What does China’s slow real estate crisis mean for the global economy?

China’s real estate industry is collapsing in slow motion.

Major developers such as Evergrande and Country Garden remain stuck in mounting debt problems. So-called “ghost towns” are widespread in the Chinese countryside. And now International Monetary Fund It just lowered its global growth forecast for 2024 and named China’s real estate crisis as the main reason behind it.

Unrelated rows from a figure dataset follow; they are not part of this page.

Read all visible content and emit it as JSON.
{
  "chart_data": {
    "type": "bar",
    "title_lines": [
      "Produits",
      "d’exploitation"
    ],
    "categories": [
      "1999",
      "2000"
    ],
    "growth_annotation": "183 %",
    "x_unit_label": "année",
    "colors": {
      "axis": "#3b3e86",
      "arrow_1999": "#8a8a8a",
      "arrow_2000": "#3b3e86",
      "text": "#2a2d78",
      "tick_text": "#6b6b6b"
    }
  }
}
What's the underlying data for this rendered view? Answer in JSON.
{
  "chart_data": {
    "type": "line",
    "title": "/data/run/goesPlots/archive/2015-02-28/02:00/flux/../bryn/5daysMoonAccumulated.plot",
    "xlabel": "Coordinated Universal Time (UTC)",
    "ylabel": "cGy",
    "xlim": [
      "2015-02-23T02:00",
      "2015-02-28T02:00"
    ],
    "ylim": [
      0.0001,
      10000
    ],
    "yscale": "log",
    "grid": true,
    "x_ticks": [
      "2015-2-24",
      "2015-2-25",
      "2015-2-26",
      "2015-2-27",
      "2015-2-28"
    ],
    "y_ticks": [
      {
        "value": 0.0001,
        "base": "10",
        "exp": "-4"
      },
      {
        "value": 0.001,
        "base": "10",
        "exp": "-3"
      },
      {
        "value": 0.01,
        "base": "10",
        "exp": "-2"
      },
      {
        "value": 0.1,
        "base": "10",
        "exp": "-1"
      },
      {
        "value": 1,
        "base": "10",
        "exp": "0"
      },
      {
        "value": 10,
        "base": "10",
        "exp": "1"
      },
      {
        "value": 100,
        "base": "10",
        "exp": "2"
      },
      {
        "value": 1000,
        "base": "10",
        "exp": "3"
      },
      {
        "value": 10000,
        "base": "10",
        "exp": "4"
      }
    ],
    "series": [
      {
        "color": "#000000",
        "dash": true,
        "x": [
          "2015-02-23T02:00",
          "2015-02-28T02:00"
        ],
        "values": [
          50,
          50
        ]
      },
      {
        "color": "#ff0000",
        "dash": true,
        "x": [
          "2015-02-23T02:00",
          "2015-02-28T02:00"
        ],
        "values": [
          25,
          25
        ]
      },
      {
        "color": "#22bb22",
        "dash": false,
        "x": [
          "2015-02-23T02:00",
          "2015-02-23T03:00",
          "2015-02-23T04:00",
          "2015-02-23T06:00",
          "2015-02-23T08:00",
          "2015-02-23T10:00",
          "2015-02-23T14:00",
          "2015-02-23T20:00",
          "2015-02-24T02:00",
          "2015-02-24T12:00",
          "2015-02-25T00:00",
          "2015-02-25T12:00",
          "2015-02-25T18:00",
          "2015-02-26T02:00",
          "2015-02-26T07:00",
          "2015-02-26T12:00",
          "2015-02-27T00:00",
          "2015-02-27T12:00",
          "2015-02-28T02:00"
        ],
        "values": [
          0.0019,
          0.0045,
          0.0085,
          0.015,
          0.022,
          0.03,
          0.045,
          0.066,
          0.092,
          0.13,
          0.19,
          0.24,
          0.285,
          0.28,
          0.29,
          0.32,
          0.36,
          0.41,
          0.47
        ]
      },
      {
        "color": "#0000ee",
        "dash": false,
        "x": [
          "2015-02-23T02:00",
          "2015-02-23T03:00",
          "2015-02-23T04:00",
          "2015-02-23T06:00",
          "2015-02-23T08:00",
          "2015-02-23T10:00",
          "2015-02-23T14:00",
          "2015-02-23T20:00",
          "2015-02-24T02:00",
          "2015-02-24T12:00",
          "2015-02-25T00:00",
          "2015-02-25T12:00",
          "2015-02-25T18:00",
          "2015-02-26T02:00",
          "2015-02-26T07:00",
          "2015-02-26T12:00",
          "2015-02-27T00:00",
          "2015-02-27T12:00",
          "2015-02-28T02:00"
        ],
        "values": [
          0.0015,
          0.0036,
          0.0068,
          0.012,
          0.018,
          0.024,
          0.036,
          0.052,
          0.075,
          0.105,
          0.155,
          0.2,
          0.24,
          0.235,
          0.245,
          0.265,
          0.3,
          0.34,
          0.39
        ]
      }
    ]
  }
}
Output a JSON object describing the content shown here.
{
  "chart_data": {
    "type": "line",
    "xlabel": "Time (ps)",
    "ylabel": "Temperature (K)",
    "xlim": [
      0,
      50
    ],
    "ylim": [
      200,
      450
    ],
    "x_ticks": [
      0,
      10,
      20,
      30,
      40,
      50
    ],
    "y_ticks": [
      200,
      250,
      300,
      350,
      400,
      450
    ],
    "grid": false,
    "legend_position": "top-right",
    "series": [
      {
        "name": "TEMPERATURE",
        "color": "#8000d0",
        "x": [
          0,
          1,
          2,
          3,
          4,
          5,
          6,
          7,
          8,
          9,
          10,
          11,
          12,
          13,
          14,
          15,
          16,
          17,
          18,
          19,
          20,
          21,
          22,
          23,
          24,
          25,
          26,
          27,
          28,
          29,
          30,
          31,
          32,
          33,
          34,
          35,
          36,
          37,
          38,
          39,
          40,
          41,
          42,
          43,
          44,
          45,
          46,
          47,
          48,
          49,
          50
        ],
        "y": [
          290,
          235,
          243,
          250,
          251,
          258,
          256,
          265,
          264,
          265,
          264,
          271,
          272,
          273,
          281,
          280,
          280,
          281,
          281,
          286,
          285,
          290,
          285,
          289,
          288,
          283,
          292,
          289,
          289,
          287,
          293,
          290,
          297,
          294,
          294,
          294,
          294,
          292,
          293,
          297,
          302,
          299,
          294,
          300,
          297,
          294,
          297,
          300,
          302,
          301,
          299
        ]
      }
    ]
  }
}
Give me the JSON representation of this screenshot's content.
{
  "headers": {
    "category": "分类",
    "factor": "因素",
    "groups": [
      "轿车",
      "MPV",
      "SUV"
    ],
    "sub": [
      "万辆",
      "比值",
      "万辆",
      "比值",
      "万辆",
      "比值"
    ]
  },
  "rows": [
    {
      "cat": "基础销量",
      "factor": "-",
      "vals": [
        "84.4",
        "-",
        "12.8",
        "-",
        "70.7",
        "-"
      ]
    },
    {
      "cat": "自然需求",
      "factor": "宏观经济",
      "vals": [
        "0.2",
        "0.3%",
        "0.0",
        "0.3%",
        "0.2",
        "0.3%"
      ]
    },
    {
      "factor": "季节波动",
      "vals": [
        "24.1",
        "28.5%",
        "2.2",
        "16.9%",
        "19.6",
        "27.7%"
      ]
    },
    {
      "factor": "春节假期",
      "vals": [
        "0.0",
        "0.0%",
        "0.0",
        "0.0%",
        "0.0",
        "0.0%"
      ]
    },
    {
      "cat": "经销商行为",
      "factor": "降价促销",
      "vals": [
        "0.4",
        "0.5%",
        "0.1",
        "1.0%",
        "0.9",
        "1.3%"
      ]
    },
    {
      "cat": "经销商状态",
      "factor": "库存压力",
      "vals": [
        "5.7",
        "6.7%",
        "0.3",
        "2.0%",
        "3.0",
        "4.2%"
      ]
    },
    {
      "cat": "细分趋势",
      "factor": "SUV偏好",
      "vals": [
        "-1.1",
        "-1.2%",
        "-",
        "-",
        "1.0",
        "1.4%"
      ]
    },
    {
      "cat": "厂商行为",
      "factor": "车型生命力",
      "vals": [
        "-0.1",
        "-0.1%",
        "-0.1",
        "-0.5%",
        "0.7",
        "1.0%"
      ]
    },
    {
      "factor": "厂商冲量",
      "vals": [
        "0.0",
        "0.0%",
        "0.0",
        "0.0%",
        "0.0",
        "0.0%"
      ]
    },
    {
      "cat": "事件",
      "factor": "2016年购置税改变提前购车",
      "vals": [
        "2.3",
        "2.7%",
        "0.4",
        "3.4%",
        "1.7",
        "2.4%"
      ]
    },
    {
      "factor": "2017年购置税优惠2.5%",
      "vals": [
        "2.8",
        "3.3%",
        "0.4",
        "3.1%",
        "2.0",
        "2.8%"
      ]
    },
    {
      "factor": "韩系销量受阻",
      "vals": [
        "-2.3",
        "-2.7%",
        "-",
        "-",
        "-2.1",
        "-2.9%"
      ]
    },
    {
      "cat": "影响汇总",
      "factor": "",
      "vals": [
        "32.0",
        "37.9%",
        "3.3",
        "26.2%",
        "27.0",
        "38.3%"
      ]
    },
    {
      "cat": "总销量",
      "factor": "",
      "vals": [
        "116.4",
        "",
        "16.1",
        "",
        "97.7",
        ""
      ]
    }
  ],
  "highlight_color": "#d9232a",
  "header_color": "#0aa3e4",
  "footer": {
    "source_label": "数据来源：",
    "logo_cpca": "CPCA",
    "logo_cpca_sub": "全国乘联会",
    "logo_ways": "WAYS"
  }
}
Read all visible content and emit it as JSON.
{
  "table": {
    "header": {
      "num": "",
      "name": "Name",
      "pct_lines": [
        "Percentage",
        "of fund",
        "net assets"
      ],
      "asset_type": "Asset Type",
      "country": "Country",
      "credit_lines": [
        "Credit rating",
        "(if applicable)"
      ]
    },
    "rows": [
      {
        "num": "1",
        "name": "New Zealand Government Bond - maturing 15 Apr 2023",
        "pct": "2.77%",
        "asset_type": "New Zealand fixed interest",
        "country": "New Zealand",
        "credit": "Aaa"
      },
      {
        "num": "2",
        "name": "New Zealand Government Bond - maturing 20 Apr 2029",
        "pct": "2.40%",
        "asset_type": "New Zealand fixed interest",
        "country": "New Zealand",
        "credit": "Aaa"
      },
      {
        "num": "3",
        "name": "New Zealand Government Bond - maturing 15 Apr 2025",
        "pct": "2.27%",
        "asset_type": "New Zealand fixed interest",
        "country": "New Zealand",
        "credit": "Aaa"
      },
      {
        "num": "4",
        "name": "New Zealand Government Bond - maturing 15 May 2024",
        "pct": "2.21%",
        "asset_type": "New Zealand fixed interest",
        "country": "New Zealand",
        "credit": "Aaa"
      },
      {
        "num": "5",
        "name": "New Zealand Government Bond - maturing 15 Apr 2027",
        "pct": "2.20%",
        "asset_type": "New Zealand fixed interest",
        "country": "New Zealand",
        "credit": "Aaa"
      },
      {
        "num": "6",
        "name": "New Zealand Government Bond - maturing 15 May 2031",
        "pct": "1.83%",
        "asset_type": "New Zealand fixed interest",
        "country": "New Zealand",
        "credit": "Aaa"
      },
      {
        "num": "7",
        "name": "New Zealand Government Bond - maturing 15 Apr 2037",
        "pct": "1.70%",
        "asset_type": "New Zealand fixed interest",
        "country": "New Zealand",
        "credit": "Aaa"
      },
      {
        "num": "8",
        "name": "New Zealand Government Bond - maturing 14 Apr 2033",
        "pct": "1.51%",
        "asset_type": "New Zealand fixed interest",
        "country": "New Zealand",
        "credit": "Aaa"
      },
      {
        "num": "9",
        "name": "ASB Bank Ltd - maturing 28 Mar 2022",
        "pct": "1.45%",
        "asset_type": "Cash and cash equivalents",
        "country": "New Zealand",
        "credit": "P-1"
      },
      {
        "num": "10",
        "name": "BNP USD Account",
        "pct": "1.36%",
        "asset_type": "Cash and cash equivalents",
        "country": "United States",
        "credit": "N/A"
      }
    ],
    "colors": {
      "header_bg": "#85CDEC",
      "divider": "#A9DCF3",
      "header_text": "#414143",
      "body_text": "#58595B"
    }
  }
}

“It’s important to recognize that there is a long-term challenge here, which is that we have a very large construction sector in China, and we have a very large real estate sector because the underlying demand for apartments is declining,” said Frederic Neumann, of HSBC. “We have a slowdown in urbanization. We have a deterioration in demographics,” Asia’s chief economist said in an interview with CNBC.

China’s overall economic recovery after the pandemic has been less than stellar. Youth unemployment has reached record levels, GDP forecasts have been lowered, and the ongoing real estate crisis has hurt consumer confidence and foreign investment in the country.

Beijing is now trying to ease pressures on the sector through several policy moves, such as lowering minimum down payments and allowing mortgage rates to adjust. Newman said the spillover effects on the global economy could create headwinds for years to come.

“The contraction of China’s real estate sector in the coming years will have a truly significant impact on heavy industry and commodity markets globally,” he said. “There will be less demand for steel. There will be less use of cement – ​​less glass, for example. This impacts within the heavy industrial areas in China that already produce these raw materials.”